NEW HAVEN, Conn. (WTNH) — Doctors are seeing an alarming rise in the number of pancreatic cancer cases each year, particularly in younger women. Instead of going up half a percent each year, St. Vincent’s Medical Center surgical oncologist Charles Cha says it’s now one percent a year. And they are seeing a higher rise in pancreatic cancer cases in younger women.
“Younger women age less than 55 and particularly age less than 35 it’s increased at an alarming rate,” says Dr. Cha.

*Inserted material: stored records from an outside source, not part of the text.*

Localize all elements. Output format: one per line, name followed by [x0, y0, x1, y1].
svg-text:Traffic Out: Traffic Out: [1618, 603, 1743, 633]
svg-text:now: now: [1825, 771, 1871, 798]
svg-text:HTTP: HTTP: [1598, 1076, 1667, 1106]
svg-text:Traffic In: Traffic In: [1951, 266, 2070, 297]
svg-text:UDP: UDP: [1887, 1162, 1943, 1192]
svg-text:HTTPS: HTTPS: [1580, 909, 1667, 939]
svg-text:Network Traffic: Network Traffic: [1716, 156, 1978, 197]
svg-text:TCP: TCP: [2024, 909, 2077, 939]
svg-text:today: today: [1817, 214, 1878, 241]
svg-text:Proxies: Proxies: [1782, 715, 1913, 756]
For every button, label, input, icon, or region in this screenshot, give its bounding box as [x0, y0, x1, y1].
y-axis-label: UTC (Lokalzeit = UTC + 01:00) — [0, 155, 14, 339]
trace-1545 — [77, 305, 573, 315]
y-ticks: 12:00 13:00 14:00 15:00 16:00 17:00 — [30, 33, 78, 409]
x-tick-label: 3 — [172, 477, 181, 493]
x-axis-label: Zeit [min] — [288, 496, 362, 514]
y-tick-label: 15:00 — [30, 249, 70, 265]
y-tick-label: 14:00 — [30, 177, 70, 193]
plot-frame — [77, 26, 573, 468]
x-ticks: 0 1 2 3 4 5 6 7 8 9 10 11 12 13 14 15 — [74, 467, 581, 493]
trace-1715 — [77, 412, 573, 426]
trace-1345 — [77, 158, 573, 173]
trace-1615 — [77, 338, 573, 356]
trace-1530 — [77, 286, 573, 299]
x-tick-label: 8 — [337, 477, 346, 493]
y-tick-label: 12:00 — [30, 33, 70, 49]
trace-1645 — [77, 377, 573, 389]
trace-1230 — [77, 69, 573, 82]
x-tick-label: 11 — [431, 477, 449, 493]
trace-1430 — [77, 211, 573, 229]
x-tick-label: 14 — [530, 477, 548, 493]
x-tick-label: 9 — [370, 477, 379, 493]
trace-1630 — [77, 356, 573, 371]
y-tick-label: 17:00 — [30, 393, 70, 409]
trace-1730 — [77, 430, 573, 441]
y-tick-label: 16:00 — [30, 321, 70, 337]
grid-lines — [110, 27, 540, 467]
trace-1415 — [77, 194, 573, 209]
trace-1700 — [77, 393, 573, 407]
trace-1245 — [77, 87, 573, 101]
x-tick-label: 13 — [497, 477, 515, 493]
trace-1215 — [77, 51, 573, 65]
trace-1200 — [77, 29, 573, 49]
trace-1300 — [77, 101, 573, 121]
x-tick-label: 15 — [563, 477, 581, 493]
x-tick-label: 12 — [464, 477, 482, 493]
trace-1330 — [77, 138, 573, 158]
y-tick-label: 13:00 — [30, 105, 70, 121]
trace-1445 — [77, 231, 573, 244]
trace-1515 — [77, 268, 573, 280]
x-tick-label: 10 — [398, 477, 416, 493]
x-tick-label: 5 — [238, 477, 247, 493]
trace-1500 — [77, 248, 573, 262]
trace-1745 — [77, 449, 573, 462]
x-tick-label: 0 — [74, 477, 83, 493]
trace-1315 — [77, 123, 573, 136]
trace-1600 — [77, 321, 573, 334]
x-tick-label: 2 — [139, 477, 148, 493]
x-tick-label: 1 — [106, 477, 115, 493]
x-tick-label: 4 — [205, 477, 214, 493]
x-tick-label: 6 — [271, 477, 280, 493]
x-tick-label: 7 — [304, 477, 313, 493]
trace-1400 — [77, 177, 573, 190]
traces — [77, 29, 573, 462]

It isn’t known why, but Dr. Cha says it could be environmental or more cases detected early.
Nicki Brustman is a North Branford math teacher who enjoys a full and busy life with her family. Nineteen years ago she had a blood clot in her leg. This summer it happened again and she sought medical treatment. Nicki’s hematologist ordered a CT scan of her abdomen which revealed something.
“I got a phone call the very next day that they had found something on my pancreas. Nothing that I ever expected. Nothing that I don’t believe that my hematologist was expecting,” says Nicki.
She was told it was a suspicious mass, later described as a neuroendocrine tumor.
“Just by luck, in my case by luck, they found that.”
Pancreatic cancer is the fourth leading cause of cancer death with a five-year survival rate of only about 10 percent.
Nicki is scheduled to have part of her pancreas removed in late November with the Whipple Procedure.
She is grateful that her tumor was detected early and has these words to share: “You have to listen to your body. If it’s telling you that something’s wrong you need to go get it checked. It could save your life.”